Subito oltre il rifugio si trova un bivio; si trascura la traccia principale che taglia verso la Collettassa e si piega a destra seguendo i tre punti rossi. Il sentiero si innalza dritto tra erba e rocce, poi piega a sinistra e va ad attraversare un ripiano erboso; con un’ultima breve salita si guadagna la piatta Cima Pian di Lerca (1088 m) dove sorge il Rifugio Argentéa.
Segnavia AVML: Dal rifugio Argentea al Monte Pennello
A questo punto l’itinerario prosegue lungo l’Alta Via dei Monti Liguri, in direzione est, sulla cresta pressoché pianeggiante verso il passo del Faiallo, passando per il Passo Crocetta (1068 m), Passo Vaccaria (1115 m), Monte Reixa (1183 m) e Passo del Faiallo (1050 m).
Dal Passo del Faiallo, seguire il sentiero dell’Alta Via che passa poco sopra la statale Faiallo – Turchino, con panorami straordinari sulla costa ligure e sui rilievi che digradano verso la Pianura Padana, Alpi comprese.
Quando il sentiero si collega alla statale zona Forte Geremia, seguire il largo sentiero versante nord del Bric Geremia che si addentra nel bosco fino a raggiungere il Giovo di Masone (674 m) e il passo del Turchino (532 m)
Sempre seguendo i segnavia bianco-rossi dell’AVML, si supera una sbarra e si imbocca una comoda strada sterrata che sale verso est, tagliando nel bosco sul versante nord dello spartiacque principale. Si aggirano gli arrotondati monti Turchino in lieve salita, per poi raggiungere la sella erbosa che separa quest’ultimo dal Bric Prato d’Ermo (quota 716). La sterrata piega quindi a sinistra in lieve discesa. Si rientra nel bosco e, contornato anche il Bric Prato d’Ermo, si raggiunge l’ampia depressione erbosa del Giovo Piatto (o Passo del Veleno; 660 m).

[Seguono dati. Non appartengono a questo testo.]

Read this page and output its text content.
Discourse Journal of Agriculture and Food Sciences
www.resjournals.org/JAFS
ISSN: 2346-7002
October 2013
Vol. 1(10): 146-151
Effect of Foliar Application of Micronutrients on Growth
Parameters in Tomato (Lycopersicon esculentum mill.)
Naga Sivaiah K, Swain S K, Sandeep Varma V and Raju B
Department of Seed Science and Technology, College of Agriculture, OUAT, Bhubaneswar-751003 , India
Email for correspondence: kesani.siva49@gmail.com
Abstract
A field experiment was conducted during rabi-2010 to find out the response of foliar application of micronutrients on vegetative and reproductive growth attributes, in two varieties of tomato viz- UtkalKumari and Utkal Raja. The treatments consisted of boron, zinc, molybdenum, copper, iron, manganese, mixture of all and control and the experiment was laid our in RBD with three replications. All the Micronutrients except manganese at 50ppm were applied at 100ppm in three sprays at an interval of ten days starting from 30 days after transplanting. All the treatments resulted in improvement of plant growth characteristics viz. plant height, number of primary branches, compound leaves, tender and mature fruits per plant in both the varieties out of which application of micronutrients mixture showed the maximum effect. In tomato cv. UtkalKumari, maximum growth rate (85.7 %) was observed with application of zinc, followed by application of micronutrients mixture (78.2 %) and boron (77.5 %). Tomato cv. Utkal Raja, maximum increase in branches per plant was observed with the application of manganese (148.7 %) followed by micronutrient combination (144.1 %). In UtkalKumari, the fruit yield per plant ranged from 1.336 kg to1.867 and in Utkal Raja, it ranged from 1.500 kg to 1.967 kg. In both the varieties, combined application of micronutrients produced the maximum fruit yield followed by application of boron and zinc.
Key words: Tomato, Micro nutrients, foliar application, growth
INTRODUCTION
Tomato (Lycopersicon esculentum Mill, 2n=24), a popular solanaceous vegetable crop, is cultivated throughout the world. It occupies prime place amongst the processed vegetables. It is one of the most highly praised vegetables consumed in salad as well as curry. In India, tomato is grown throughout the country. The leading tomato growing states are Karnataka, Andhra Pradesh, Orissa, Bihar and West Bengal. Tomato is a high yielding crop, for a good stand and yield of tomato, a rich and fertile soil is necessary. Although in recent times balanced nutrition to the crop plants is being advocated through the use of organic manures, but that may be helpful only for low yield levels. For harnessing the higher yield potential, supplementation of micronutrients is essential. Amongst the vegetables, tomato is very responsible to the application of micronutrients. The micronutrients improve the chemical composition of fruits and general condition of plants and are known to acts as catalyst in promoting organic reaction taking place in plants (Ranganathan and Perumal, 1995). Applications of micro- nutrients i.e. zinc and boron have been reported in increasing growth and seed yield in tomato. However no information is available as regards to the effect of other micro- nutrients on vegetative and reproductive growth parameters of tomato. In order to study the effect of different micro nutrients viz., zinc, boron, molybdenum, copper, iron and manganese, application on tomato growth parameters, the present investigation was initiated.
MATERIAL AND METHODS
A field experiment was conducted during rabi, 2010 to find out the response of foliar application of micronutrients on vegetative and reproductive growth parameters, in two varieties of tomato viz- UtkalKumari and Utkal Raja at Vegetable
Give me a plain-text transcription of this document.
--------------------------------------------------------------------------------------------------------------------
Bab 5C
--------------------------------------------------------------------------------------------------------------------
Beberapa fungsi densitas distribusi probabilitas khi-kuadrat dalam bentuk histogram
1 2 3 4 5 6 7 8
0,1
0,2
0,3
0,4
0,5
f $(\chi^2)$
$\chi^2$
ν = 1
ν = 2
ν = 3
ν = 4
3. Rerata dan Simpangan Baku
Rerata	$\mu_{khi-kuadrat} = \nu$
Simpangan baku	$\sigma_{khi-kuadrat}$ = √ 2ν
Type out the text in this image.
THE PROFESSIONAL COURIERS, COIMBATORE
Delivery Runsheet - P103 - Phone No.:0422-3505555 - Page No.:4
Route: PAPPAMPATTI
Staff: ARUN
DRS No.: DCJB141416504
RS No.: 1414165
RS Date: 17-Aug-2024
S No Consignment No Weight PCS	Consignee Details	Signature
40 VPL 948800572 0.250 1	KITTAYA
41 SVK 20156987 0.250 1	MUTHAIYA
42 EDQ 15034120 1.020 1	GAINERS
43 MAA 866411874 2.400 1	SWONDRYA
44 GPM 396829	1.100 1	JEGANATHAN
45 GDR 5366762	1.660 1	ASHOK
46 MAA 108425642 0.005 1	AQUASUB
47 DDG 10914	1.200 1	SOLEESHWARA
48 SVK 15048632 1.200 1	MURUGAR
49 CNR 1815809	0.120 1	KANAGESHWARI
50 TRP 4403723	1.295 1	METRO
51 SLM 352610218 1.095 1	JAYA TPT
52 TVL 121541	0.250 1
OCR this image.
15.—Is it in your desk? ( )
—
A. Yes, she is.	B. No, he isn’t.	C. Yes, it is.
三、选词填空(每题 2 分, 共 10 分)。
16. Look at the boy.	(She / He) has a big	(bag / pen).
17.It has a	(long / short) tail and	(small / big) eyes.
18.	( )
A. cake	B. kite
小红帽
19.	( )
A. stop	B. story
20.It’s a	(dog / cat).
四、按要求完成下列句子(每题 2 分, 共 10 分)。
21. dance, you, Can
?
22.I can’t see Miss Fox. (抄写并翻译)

Qui si incontra il segnavia “triangolo rosso vuoto”, proveniente da Acquasanta. Si prosegue lungo l’AVML, salendo in diagonale per prati. Lasciata a sinistra la tondeggiante sommità del Bric Marino la pendenza diminuisce e si procede comodamente tra erba, rocce e radi pini. Si lascia a sinistra anche il Bric Strambè, per raggiungere una poco marcata sella erbosa (quota 805).
Si prosegue in salita più ripida, su un sentiero dal fondo sconnesso e malagevole, tra tratti erbosi e boschetti, passando accanto ad una baracca de pria. Più in alto la salita si fa meno ripida e si raggiunge l’ampia sella del Colle Gandolfi (938 m), posta sull’altopiano della Scaggia tra il Monte Pennello e il Monte Foscallo. Si abbandona l’AV per piegare a destra, lungo la stradetta sterrata che risale gli ultimi pendii erbosi fino alla panoramica vetta del Monte Pennello (995 m).
Segnavia E1 Sentiero Europeo (dal Monte Pennello a Pegli)
Dal monte Pennello si scende attraverso l’altopiano erboso in direzione sud passando attraverso una baracca da pria e giungendo nei pressi della sorgente del Fontanin da scaggia (920 m – area picnic). Si prosegue lungo il versante ovest raggiungendo Cian de Figge (615 m) e successivamente, seguendo il crinale, si raggiunge Pian delle Monache (340 m). La strada alterna adesso tratti sterrati a tratti asfaltati e in breve si arriva nei pressi di Pegli 2 e poi della Stazione.